Gaslight Anthems

A Preview of Nonsense Arguments to Come
Blog Post
Nov. 23, 2016

At some point early in his presidency, Donald Trump will issue a series of appalling executive orders. I don’t have enough imagination to predict them exactly, other than they’ll be designed to shatter long-established civic norms and will proceed from the deep-seated bigotry that forms the core of the president-elect’s character.

Immediately afterward -- the takes have been pre-written -- a legion of commentators will explain that this is all Barack Obama’s fault.

That’s nonsense. But it’s worth exploring why.

President Obama actively used executive orders and federal rule-making to advance his policy agenda. Therefore, you’ll be told, Trump is simply returning the favor, what goes around comes around, the chickens are coming home to roost, etc. We can hope for, but shouldn’t count on, a little imagination in use of cliche.  

Notably, Obama acted unilaterally because Congressional Republicans refused to negotiate with him as a matter of principle while imposing an unprecedented extra-constitutional supermajority requirement on all legislation.

More importantly, there was nothing unusual, illegal, or unprecedented about Obama’s governance. Like all presidents, he acted within a long-established set of legal limitations on executive authority. Congress writes laws that establish federal agencies and grant them discretion to interpret statutes and promulgate rules. That authority is not unlimited--there is an exhaustive set of rules, procedures, and safeguards. And if an outside party feels they have been harmed because the agency has overstepped, it can go to court.

This happens all the time. There is an entire apparatus of administrative law devoted to resolving questions of executive power. Indeed, agencies like FERC and the FTC that regulate large corporations have all nearly of their decisions challenged in court as a matter of course. Federal judges use established doctrine like “Chevron deference” to determine whether agencies have used their discretion properly. There are legions of lawyers and shelves of case law involved.

The Obama administration’s education regulations offer a perfect example of how this works. In the face of rampant fraud and abuse in the for-profit higher education sector, the U.S. Department of Education created new regulations based on the “gainful employment” clause of the Higher Education Act. The trade association representing for-profits filed suit, and a judge threw out the regulations on the grounds that one element was arbitrary and ungrounded in evidence. So the Department went back to the drawing board and amended the rules accordingly. The whole process took six years to complete. It was literally the opposite of swift, unprecedented use of executive power.

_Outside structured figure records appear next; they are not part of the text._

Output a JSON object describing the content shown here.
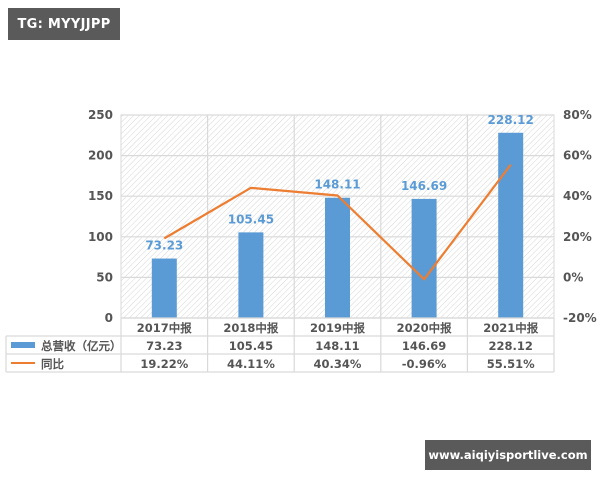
{
  "tag": {
    "label": "TG: MYYJJPP"
  },
  "watermark": {
    "label": "www.aiqiyisportlive.com"
  },
  "chart_data": {
    "type": "bar+line",
    "title": "",
    "categories": [
      "2017中报",
      "2018中报",
      "2019中报",
      "2020中报",
      "2021中报"
    ],
    "series": [
      {
        "name": "总营收（亿元）",
        "type": "bar",
        "axis": "left",
        "color": "#5b9bd5",
        "values": [
          73.23,
          105.45,
          148.11,
          146.69,
          228.12
        ],
        "labels": [
          "73.23",
          "105.45",
          "148.11",
          "146.69",
          "228.12"
        ]
      },
      {
        "name": "同比",
        "type": "line",
        "axis": "right",
        "color": "#ed7d31",
        "values": [
          19.22,
          44.11,
          40.34,
          -0.96,
          55.51
        ],
        "labels": [
          "19.22%",
          "44.11%",
          "40.34%",
          "-0.96%",
          "55.51%"
        ]
      }
    ],
    "left_axis": {
      "ylim": [
        0,
        250
      ],
      "ticks": [
        "0",
        "50",
        "100",
        "150",
        "200",
        "250"
      ]
    },
    "right_axis": {
      "ylim": [
        -20,
        80
      ],
      "ticks": [
        "-20%",
        "0%",
        "20%",
        "40%",
        "60%",
        "80%"
      ]
    },
    "grid": true,
    "legend_position": "data-table",
    "data_table": {
      "header": [
        "2017中报",
        "2018中报",
        "2019中报",
        "2020中报",
        "2021中报"
      ],
      "rows": [
        {
          "legend": "总营收（亿元）",
          "values": [
            "73.23",
            "105.45",
            "148.11",
            "146.69",
            "228.12"
          ]
        },
        {
          "legend": "同比",
          "values": [
            "19.22%",
            "44.11%",
            "40.34%",
            "-0.96%",
            "55.51%"
          ]
        }
      ]
    }
  }
}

Trump will be subject to the same legal limitations, particularly in the DC Circuit, which President Obama managed to populate with appointees before the Senate established its current policy of nullifying the judicial nominating authority the voters granted the president in 2012.

The “Blame Obama” argument persists because some people choose to see policy choices in entirely structural terms. If your heuristic for understanding the world is centered on ideas like “small government is better than big government,” then you see any new regulations as ipso facto illegitimate, an offense that warrants a response.

But President Obama, like most people, doesn’t think that way. His approach balances structural concerns with human rights and broad priorities of social and economic justice. He didn’t regulate for-profit colleges to strike a blow for big government or against the free market. He was trying to solve a specific problem of rampant exploitation and fraud. If there had been a “small-government” solution that would have worked better, he would have chosen it instead. But as is often the case with serious market failures, there wasn’t. Those who can only see Obama and Trump’s executive actions in terms of structure are missing most of what matters about them: their actual effect on real people in the real world. People who are, not coincidentally, far more likely to be economically and socially marginalized than the critics themselves.  

President Obama did not create a monster that Trump can blamelessly deploy. President Obama did not establish a precedent that relieves Trump from moral culpability. Trump is to blame for Trump.